Early warning honey tokens shift this dynamic by giving adversaries options where all paths lead to detection.

You plant monitored credentials throughout your environment. When threat actors enumerate infostealer logs, they find your tokens alongside legitimate stolen credentials. AWS access keys in repositories. Database credentials in documentation. SSH keys in configuration files. API tokens in CI/CD pipelines.

They cannot distinguish your tokens from legitimate stolen credentials during enumeration. Both appear as valid targets in their infostealer logs. When they choose which credentials to validate before operational use, they select from options you planted.

Validate your token, trigger immediate alert. Detection before lateral movement.

The detection trigger is binary: this credential should never be used, yet someone used it. No behavioral analysis required. No tuning thresholds. This dramatically reduces false positives compared to behavioral detection, though tokens should be placed strategically in locations where legitimate discovery is unlikely.

Honey tokens address both detection challenges. They detect regardless of where credential theft occurs because detection happens at validation, not at theft. They detect regardless of whether behavior appears normal because the detection mechanism is credential-specific, not behavior-based.

Credential Diversity Matches Threat Actor Targeting

Threat actors search infostealer logs for specific credential types. AWS access keys for cloud targeting. Database credentials for data theft. SSH keys for lateral movement. API tokens for service access.

Honey token deployment must match this diversity. When threat actors search for AWS keys, they find your tokens mixed with legitimate stolen keys. When searching for database credentials, your tokens appear alongside real credentials.

Deploy only one credential type at scale and pattern recognition becomes possible. Deploy diverse credential types across realistic locations and individual credentials blend into normal credential sprawl during reconnaissance.

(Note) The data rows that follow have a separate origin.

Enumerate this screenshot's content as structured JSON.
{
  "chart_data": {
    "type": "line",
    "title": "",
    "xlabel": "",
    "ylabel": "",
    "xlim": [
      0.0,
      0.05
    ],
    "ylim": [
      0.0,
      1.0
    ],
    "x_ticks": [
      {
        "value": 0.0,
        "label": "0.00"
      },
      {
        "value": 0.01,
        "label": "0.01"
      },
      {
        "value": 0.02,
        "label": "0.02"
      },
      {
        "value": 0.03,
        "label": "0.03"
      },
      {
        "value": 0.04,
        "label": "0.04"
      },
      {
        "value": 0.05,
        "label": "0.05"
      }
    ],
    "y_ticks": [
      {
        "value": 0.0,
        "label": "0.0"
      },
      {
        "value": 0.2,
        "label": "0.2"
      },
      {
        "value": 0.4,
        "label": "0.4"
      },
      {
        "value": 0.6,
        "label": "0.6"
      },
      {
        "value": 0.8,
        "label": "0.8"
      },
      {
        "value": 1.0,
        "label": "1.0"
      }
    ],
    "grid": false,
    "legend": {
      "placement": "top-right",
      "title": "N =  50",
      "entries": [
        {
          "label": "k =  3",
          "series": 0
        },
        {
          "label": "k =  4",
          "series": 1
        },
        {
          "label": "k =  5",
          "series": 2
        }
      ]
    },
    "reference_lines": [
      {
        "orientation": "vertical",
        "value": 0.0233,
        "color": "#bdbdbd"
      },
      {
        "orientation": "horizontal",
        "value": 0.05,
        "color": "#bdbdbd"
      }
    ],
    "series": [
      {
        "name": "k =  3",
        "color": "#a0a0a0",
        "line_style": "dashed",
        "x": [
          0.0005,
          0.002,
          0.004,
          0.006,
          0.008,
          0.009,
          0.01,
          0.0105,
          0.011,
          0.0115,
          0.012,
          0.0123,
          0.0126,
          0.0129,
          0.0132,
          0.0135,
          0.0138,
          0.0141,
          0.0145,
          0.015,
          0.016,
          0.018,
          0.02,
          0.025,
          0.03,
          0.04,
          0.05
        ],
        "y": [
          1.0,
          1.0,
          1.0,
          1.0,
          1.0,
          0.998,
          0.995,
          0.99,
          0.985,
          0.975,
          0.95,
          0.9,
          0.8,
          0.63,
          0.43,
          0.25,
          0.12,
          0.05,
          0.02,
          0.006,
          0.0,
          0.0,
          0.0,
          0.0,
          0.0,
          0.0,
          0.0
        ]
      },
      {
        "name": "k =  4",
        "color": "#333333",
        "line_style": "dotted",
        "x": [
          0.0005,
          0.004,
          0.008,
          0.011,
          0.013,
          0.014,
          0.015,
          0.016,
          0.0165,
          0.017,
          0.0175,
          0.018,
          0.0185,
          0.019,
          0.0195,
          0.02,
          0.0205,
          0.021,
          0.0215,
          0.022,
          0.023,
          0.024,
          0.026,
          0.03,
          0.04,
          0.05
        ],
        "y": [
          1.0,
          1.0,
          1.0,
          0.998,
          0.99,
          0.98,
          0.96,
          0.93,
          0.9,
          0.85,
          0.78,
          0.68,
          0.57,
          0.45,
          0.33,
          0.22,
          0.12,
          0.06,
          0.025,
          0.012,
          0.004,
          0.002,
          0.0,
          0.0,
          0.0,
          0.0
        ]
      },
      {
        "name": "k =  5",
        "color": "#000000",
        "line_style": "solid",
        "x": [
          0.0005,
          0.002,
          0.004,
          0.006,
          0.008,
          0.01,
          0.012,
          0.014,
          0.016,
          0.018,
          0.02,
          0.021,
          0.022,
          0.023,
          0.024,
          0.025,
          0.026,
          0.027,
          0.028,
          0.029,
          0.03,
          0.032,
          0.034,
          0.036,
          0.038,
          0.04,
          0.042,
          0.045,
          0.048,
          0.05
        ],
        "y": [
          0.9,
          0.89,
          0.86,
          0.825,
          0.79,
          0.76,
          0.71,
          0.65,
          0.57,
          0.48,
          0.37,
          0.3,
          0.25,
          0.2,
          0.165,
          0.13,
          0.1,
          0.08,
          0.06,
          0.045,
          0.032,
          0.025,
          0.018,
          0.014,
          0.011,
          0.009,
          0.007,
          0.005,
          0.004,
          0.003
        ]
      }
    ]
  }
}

The Snowflake credentials stolen in 2020 and used in 2024 existed as long-lived access credentials. AWS access keys, database passwords, SSH private keys planted in repositories, documentation, configuration management systems follow the same pattern. These credentials persist until explicitly revoked.

Real-time monitoring begins at token issuance. The UNC5537 campaign used credentials from a 2020 infection validated in 2024. Organizations that deployed honey tokens in contractor-accessible documentation or configuration files in 2020 would have received alerts when those tokens were validated in 2024. The four-year gap between theft and usage becomes irrelevant. The credential exists. Someone validated it. Alert triggers.

When validation occurs, immediate correlation provides deployment context. Which repository contained the credential. Which documentation page. Which configuration file. Organizations achieve different detection precision based on deployment density. Sparse deployment across infrastructure provides organization-level alerts. Dense deployment across individual repositories and documentation sources provides asset-level precision showing exactly which resource was compromised.

Detection Before Lateral Movement

Threat actors validate stolen credentials before using them. They test the credential to confirm it still works before attempting lateral movement or data access. This validation step is the detection opportunity.

Honey tokens deploy into repositories, documentation, and configuration files where credentials naturally exist. AWS keys in config files. Database passwords in wikis. SSH keys in runbooks. When threat actors enumerate these locations-either from infostealer logs or by searching after initial access-they find tokens mixed with legitimate credentials.

From the adversary's perspective, a honey token is indistinguishable from a real credential. Same format, same location, same context. When they validate it to check if it works, the alert fires immediately.

The detection happens at credential validation, before any operational impact. Before lateral movement. Before data access. Before persistence. This timing advantage persists regardless of how long the credential sat in underground markets-four years or four minutes makes no difference.